I don’t think it’s fair or right to assume that he doesn’t love you anymore. Everyone responds differently to these types of situations. Even if you and I fight in this situation, that will not be everyone’s answer. And there are plenty of valid reasons why he may be acting a little more passive. I will list some of them below.

It may not be in his personality to fight: If you asked me to go and give a public talk on something that is important to me, it would be very difficult for me to do so, despite my passion for the subject. This is true even if you were only speaking to a small group. There’s a reason I love writing instead of talking. It’s just not in my personality to want to communicate what I’m thinking verbally. It may not be in her husband’s personality to “fight” for you. Some people are just more passive in their actions. This does not mean that they do not feel anything. It just means that they are more reluctant to act on their feelings. Or they may act in a less demonstrative manner.

He can know what you are doing: Your husband may know full well that you don’t really want a separation or divorce. So, knowing this, he feels that he need not do anything but wait. Now, I know what he may be thinking: “well, I’ll show him. I can wait.” But, that’s probably not the best decision. You have to ask yourself what you really want. And if he continues this bluff, he puts his marriage at risk.

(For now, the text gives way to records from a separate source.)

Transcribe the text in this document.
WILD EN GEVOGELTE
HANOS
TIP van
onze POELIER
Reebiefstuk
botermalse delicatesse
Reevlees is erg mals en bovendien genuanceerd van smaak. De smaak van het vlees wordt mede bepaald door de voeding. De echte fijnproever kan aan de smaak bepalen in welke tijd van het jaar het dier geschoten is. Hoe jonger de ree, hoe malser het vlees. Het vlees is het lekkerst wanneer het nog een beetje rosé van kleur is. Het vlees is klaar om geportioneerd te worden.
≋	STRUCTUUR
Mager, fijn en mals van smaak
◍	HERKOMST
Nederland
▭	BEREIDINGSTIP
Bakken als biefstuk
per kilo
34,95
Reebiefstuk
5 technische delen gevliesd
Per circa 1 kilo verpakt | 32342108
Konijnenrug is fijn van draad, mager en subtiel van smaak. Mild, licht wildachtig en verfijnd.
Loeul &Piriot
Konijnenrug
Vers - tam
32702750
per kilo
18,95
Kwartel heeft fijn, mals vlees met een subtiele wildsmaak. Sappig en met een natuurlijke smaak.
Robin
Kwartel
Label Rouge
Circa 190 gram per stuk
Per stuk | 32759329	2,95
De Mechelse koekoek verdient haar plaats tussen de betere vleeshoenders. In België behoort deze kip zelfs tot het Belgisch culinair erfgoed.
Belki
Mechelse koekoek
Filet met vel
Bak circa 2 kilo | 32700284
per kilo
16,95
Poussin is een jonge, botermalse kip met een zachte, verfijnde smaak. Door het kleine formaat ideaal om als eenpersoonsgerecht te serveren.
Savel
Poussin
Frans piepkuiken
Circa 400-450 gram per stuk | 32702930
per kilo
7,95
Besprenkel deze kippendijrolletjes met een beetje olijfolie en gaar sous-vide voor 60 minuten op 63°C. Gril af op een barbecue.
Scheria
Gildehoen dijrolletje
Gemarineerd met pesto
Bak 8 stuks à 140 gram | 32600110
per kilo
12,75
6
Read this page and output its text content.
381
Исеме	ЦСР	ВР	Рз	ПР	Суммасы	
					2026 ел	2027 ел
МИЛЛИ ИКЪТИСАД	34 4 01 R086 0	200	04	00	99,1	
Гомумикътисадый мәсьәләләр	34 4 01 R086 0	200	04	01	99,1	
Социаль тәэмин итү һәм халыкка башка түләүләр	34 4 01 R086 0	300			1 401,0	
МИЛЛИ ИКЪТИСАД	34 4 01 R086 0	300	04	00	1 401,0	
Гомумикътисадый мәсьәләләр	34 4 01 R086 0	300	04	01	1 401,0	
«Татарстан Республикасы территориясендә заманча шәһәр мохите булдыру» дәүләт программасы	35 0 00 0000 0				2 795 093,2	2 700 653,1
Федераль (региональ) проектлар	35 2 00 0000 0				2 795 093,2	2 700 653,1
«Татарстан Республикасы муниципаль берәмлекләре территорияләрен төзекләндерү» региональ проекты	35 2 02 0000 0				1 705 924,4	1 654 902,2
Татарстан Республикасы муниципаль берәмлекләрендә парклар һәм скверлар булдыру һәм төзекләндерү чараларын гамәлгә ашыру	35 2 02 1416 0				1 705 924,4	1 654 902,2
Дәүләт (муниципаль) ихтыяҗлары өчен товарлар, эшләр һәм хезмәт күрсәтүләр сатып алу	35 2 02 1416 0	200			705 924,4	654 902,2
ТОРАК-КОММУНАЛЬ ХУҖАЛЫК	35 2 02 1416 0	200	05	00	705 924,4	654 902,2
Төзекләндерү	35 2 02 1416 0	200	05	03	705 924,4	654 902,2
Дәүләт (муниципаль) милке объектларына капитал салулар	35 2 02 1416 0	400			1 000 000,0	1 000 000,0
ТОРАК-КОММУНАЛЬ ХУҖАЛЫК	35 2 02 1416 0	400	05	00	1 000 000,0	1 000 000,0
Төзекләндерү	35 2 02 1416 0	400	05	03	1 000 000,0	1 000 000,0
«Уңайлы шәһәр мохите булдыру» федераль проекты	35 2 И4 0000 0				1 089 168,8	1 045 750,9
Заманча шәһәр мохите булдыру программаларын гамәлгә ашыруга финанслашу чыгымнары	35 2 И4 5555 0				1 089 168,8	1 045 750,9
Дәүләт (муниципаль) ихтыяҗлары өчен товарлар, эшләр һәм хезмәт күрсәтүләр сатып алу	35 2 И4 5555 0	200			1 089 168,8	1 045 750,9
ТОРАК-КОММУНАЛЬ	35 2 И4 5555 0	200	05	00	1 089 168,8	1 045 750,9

You may not like the method: Your husband may be worried and scared about the state of your marriage. But he may also resent that you asked him to leave without talking to you first. He may be reacting to the way you left things rather than the fact that you are living apart at the moment.

He may be hoping it works out without him having to ‘fight’.‘Some people are just optimists who believe that if a relationship is right, things will just fall into place in the end. Your husband may be one of these people. He can know that this will probably work without him having to do anything because, at the end of the day, they love each other. For some people, that is all that is required.

He may be dealing with something else: When people exhibit drastic changes in behavior, this is sometimes an indication that they are under stress. Perhaps you feel a lot of pressure at work. Sometimes people will focus on the stressor that caused the behavior change in the first place instead of focusing on the consequences of the change in that behavior.

Your options moving forward: You may wonder where it goes from here. Well, you have to ask yourself what it is that you really want. You might try this strategy some more and see if you notice or notice any changes in behavior. Or, you could tell him the truth, which is that you miss him and that while you really want to see him adjust his social schedule, you never wanted to officially break up. Instead, she simply thought a break might help both of them gain perspective on how they’re approaching their marriage. Your response may tell you more about what you are really thinking and feeling.

You could try: “I’m a little disappointed that you didn’t have a stronger reaction to being asked to leave and that you didn’t master the exits all along. I know it was wrong of me to ask you to leave.” move for you to change. But he wasn’t sure what else to do. I don’t want a separation, but I do want you to stay at home longer. Is there a way we can commit without us? have to live apart?

Your answer may tell you more than your lack of “fighting.” Not everyone is going to react in the same way. But when you ask him directly, his words can tell you more than his current lack of actions.